A method for screening an inhibitor that inhibits cell death of a nerve cell, comprising:
For the test compound, the following (1) and (2):
(1) An action that inhibits glutaminase of microglia at the time of activation (2) An action that inhibits gap junction of microglia at the time of activation The screening method evaluates the effect of a cell death inhibitor of neurons.   2. The screening method according to claim 1, wherein each of the actions is an inhibitory action within a range in which the amount of glutamic acid produced in microglia at the time of inactivation is maintained.   The screening method according to claim 2, wherein microglia activated by LPS or TNF-α is used as the microglia at the time of activation. A screening method for a prophylactic / therapeutic agent for inflammatory neurological diseases caused by activated microglia,
A screening method comprising evaluating a prophylactic / therapeutic effect of the inflammatory neurological disease using as an index the action of inhibiting glutaminase in activated microglia with a test compound.   The screening method according to claim 4, wherein the action is an action of inhibiting glutaminase in activated microglia within a range that maintains the amount of glutamic acid produced in the non-activated microglia.   The screening method according to claim 5, wherein microglia activated by LPS or TNF-α is used as the microglia at the time of activation. The neurological diseases include encephalitis sequelae, acute disseminated encephalomyelitis, bacterial meningitis, tuberculosis meningitis, fungal meningitis, viral meningitis, vaccine meningitis, multiple sclerosis , The screening method according to claim 6, which is any one selected from AIDS encephalopathy , cerebral infarction, Alzheimer's disease, Parkinson's disease, and amyotrophic lateral sclerosis .   The screening method according to claim 7, wherein the neurological disease is multiple sclerosis.

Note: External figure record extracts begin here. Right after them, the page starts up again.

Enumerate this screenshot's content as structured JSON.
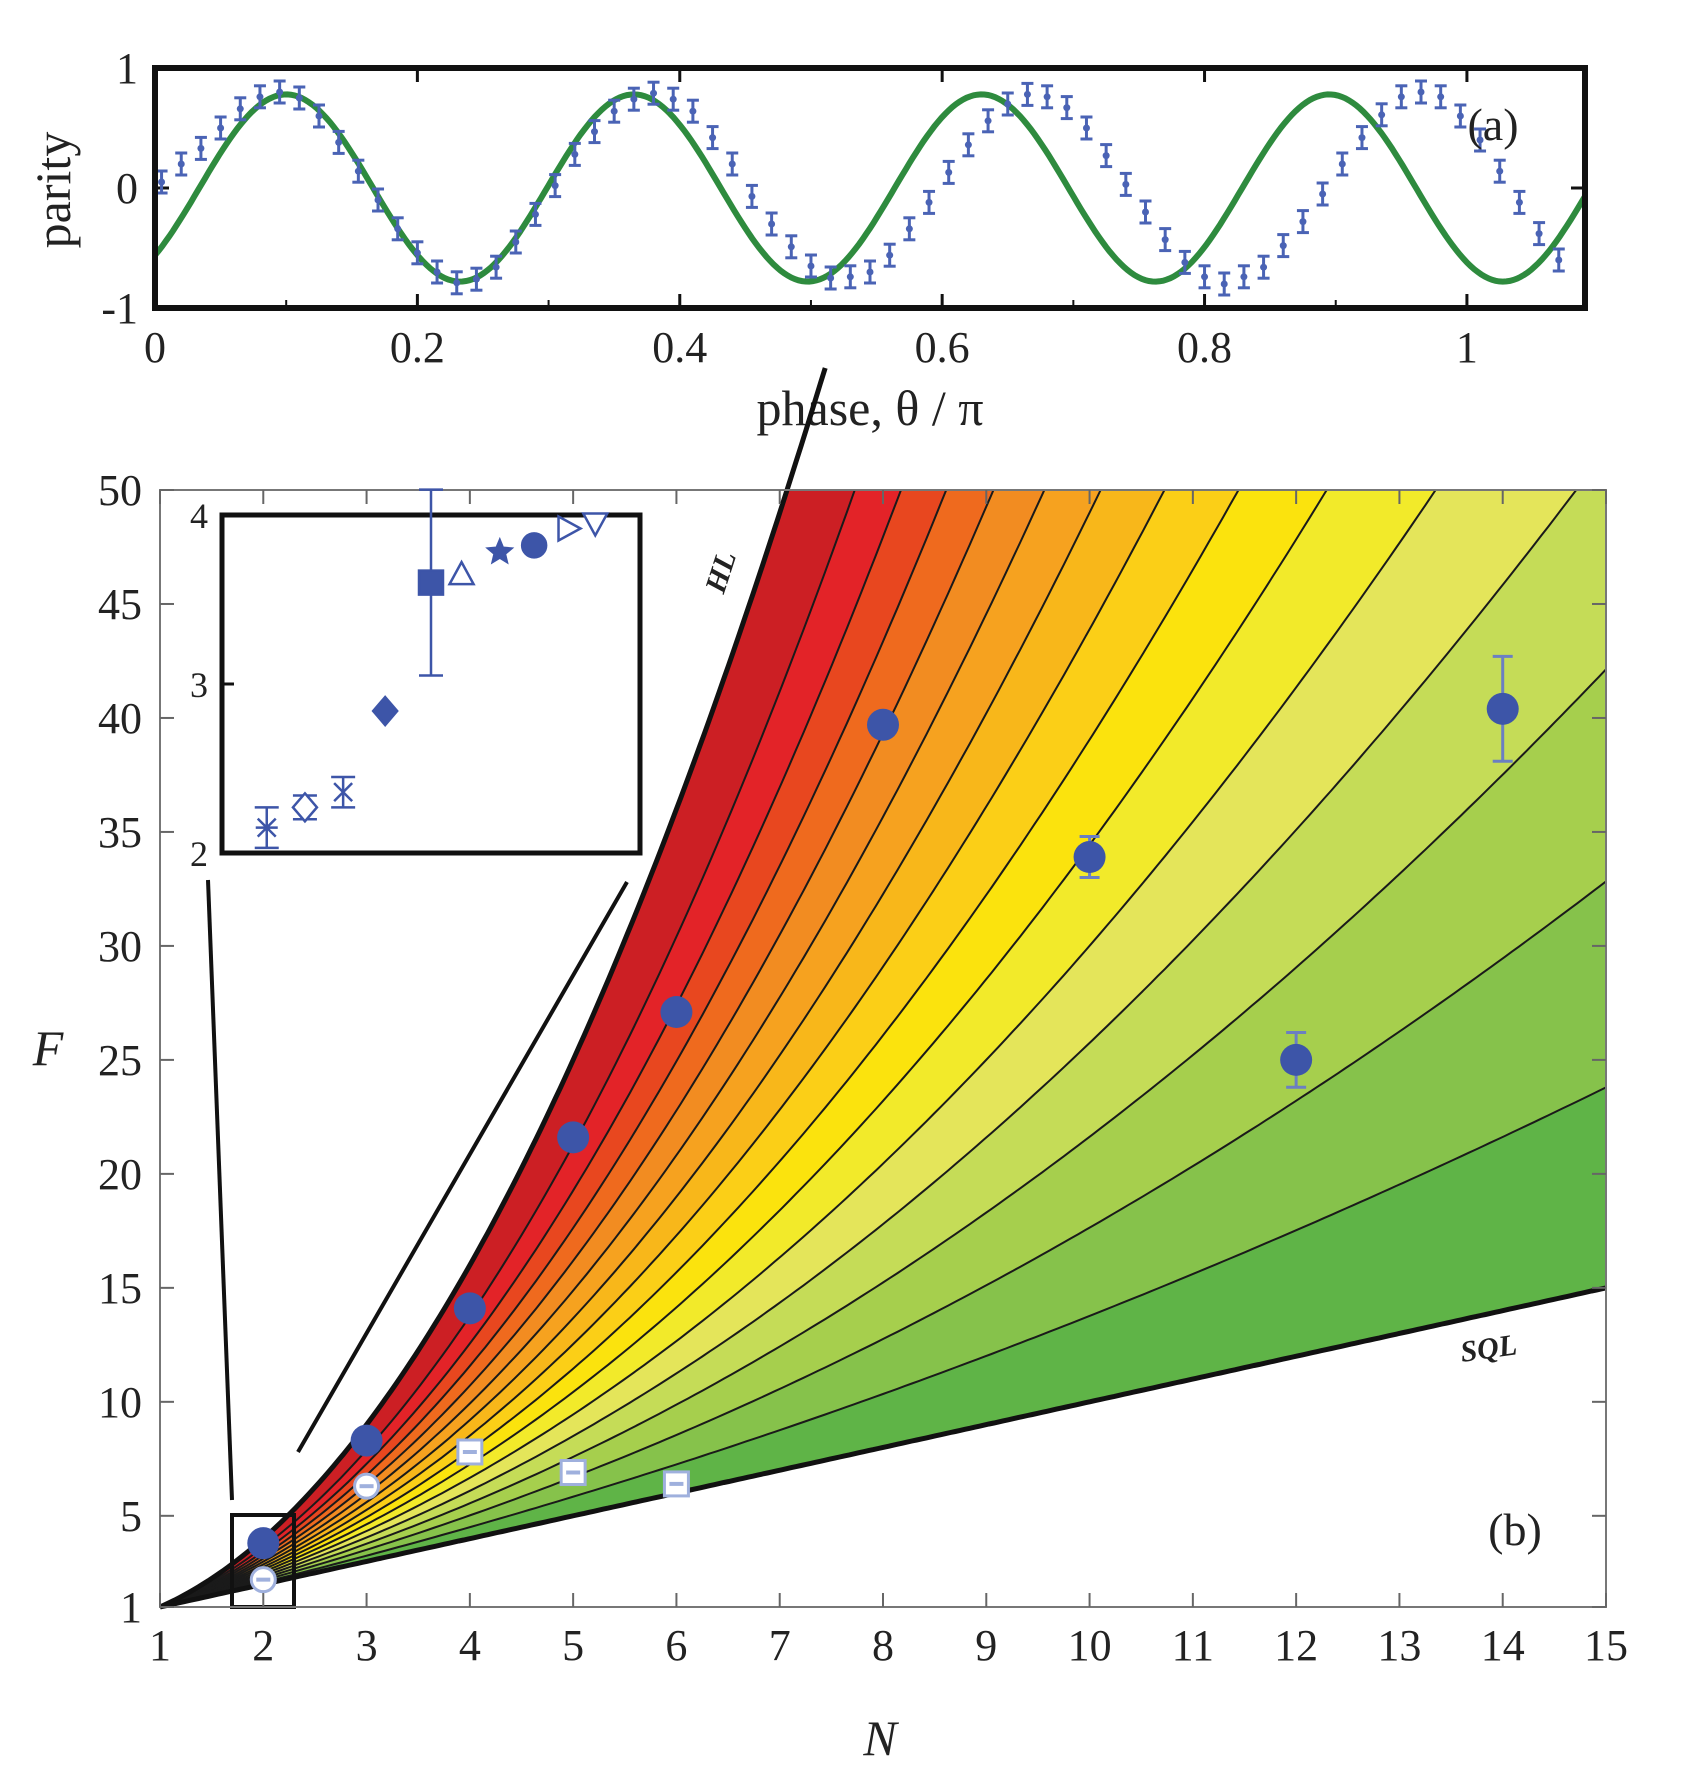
{
  "chart_data": [
    {
      "panel": "(a)",
      "type": "line",
      "xlabel": "phase, θ / π",
      "ylabel": "parity",
      "xlim": [
        0,
        1.09
      ],
      "ylim": [
        -1,
        1
      ],
      "xticks": [
        0,
        0.2,
        0.4,
        0.6,
        0.8,
        1
      ],
      "xtick_labels": [
        "0",
        "0.2",
        "0.4",
        "0.6",
        "0.8",
        "1"
      ],
      "yticks": [
        -1,
        0,
        1
      ],
      "ytick_labels": [
        "-1",
        "0",
        "1"
      ],
      "fit": {
        "name": "fit",
        "color": "#2e8b3e",
        "amplitude": 0.78,
        "period": 0.265,
        "peak_at": 0.1
      },
      "series": [
        {
          "name": "measured parity",
          "color": "#4a63b5",
          "x": [
            0.005,
            0.02,
            0.035,
            0.05,
            0.065,
            0.08,
            0.095,
            0.11,
            0.125,
            0.14,
            0.155,
            0.17,
            0.185,
            0.2,
            0.215,
            0.23,
            0.245,
            0.26,
            0.275,
            0.29,
            0.305,
            0.32,
            0.335,
            0.35,
            0.365,
            0.38,
            0.395,
            0.41,
            0.425,
            0.44,
            0.455,
            0.47,
            0.485,
            0.5,
            0.515,
            0.53,
            0.545,
            0.56,
            0.575,
            0.59,
            0.605,
            0.62,
            0.635,
            0.65,
            0.665,
            0.68,
            0.695,
            0.71,
            0.725,
            0.74,
            0.755,
            0.77,
            0.785,
            0.8,
            0.815,
            0.83,
            0.845,
            0.86,
            0.875,
            0.89,
            0.905,
            0.92,
            0.935,
            0.95,
            0.965,
            0.98,
            0.995,
            1.01,
            1.025,
            1.04,
            1.055,
            1.07
          ],
          "y": [
            0.05,
            0.2,
            0.33,
            0.5,
            0.66,
            0.76,
            0.8,
            0.75,
            0.6,
            0.38,
            0.14,
            -0.1,
            -0.34,
            -0.54,
            -0.7,
            -0.79,
            -0.76,
            -0.66,
            -0.45,
            -0.22,
            0.02,
            0.28,
            0.47,
            0.64,
            0.74,
            0.79,
            0.74,
            0.64,
            0.42,
            0.2,
            -0.07,
            -0.3,
            -0.49,
            -0.65,
            -0.75,
            -0.74,
            -0.7,
            -0.56,
            -0.34,
            -0.12,
            0.13,
            0.36,
            0.56,
            0.7,
            0.78,
            0.76,
            0.67,
            0.5,
            0.27,
            0.03,
            -0.2,
            -0.43,
            -0.62,
            -0.74,
            -0.8,
            -0.74,
            -0.66,
            -0.48,
            -0.28,
            -0.05,
            0.2,
            0.42,
            0.61,
            0.76,
            0.8,
            0.76,
            0.6,
            0.4,
            0.14,
            -0.12,
            -0.38,
            -0.6
          ]
        }
      ]
    },
    {
      "panel": "(b)",
      "type": "scatter",
      "xlabel": "N",
      "ylabel": "F",
      "xlim": [
        1,
        15
      ],
      "ylim": [
        1,
        50
      ],
      "xticks": [
        1,
        2,
        3,
        4,
        5,
        6,
        7,
        8,
        9,
        10,
        11,
        12,
        13,
        14,
        15
      ],
      "xtick_labels": [
        "1",
        "2",
        "3",
        "4",
        "5",
        "6",
        "7",
        "8",
        "9",
        "10",
        "11",
        "12",
        "13",
        "14",
        "15"
      ],
      "yticks": [
        1,
        5,
        10,
        15,
        20,
        25,
        30,
        35,
        40,
        45,
        50
      ],
      "ytick_labels": [
        "1",
        "5",
        "10",
        "15",
        "20",
        "25",
        "30",
        "35",
        "40",
        "45",
        "50"
      ],
      "bounds": [
        {
          "name": "HL",
          "label": "HL",
          "formula": "F = N^2"
        },
        {
          "name": "SQL",
          "label": "SQL",
          "formula": "F = N"
        }
      ],
      "color_bands": [
        "#cc1f24",
        "#e32328",
        "#e8471f",
        "#ef6a1e",
        "#f28c21",
        "#f6a21f",
        "#f8b71a",
        "#fbcf17",
        "#fbe30d",
        "#f2ea2a",
        "#e4e55a",
        "#c5dc57",
        "#a6cf4d",
        "#86c24b",
        "#5fb447"
      ],
      "series": [
        {
          "name": "filled circles",
          "color": "#3d55a8",
          "x": [
            2,
            3,
            4,
            5,
            6,
            8,
            10,
            12,
            14
          ],
          "y": [
            3.8,
            8.3,
            14.1,
            21.6,
            27.1,
            39.7,
            33.9,
            25,
            40.4
          ],
          "err": [
            0,
            0,
            0,
            0,
            0,
            0,
            0.9,
            1.2,
            2.3
          ]
        },
        {
          "name": "open markers",
          "color": "#9fb0dd",
          "x": [
            2,
            3,
            4,
            5,
            6
          ],
          "y": [
            2.2,
            6.3,
            7.8,
            6.9,
            6.4
          ]
        }
      ],
      "inset": {
        "xlim": [
          0,
          1
        ],
        "ylim": [
          2,
          4
        ],
        "yticks": [
          2,
          3,
          4
        ],
        "ytick_labels": [
          "2",
          "3",
          "4"
        ],
        "points": [
          {
            "marker": "asterisk",
            "x": 0.07,
            "y": 2.15,
            "err": 0.12,
            "filled": false
          },
          {
            "marker": "diamond",
            "x": 0.17,
            "y": 2.27,
            "err": 0.07,
            "filled": false
          },
          {
            "marker": "xbar",
            "x": 0.27,
            "y": 2.36,
            "err": 0.09,
            "filled": false
          },
          {
            "marker": "diamond",
            "x": 0.38,
            "y": 2.84,
            "err": 0,
            "filled": true
          },
          {
            "marker": "square",
            "x": 0.5,
            "y": 3.6,
            "err": 0.55,
            "filled": true
          },
          {
            "marker": "triangle",
            "x": 0.58,
            "y": 3.65,
            "err": 0,
            "filled": false
          },
          {
            "marker": "star",
            "x": 0.68,
            "y": 3.78,
            "err": 0,
            "filled": true
          },
          {
            "marker": "circle",
            "x": 0.77,
            "y": 3.82,
            "err": 0,
            "filled": true
          },
          {
            "marker": "triangle-right",
            "x": 0.86,
            "y": 3.92,
            "err": 0,
            "filled": false
          },
          {
            "marker": "triangle-down",
            "x": 0.93,
            "y": 3.95,
            "err": 0,
            "filled": false
          }
        ]
      }
    }
  ]
}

A screening method for a prophylactic / therapeutic agent for inflammatory neurological diseases caused by activated microglia,
A screening method for evaluating the prophylactic / therapeutic effect of the inflammatory neurological disease with respect to a test compound, using as an index the action of inhibiting the gap junction of microglia upon activation.   The screening method according to claim 9, wherein the action is an action of inhibiting gap binding of microglia at the time of activation within a range in which the amount of glutamic acid produced by microglia at the time of inactivation is maintained.   The screening method according to claim 10, wherein microglia activated by LPS or TNF-α is used as the microglia at the time of activation. The neurological diseases include encephalitis sequelae, acute disseminated encephalomyelitis, bacterial meningitis, tuberculosis meningitis, fungal meningitis, viral meningitis, vaccine meningitis, multiple sclerosis , AIDS encephalopathy cerebral infarction, Alzheimer's disease, Ru der any one selected from Parkinson's disease, and amyotrophic lateral sclerosis, the screening method of claim 11.   The screening method according to claim 12, wherein the neurological disease is multiple sclerosis.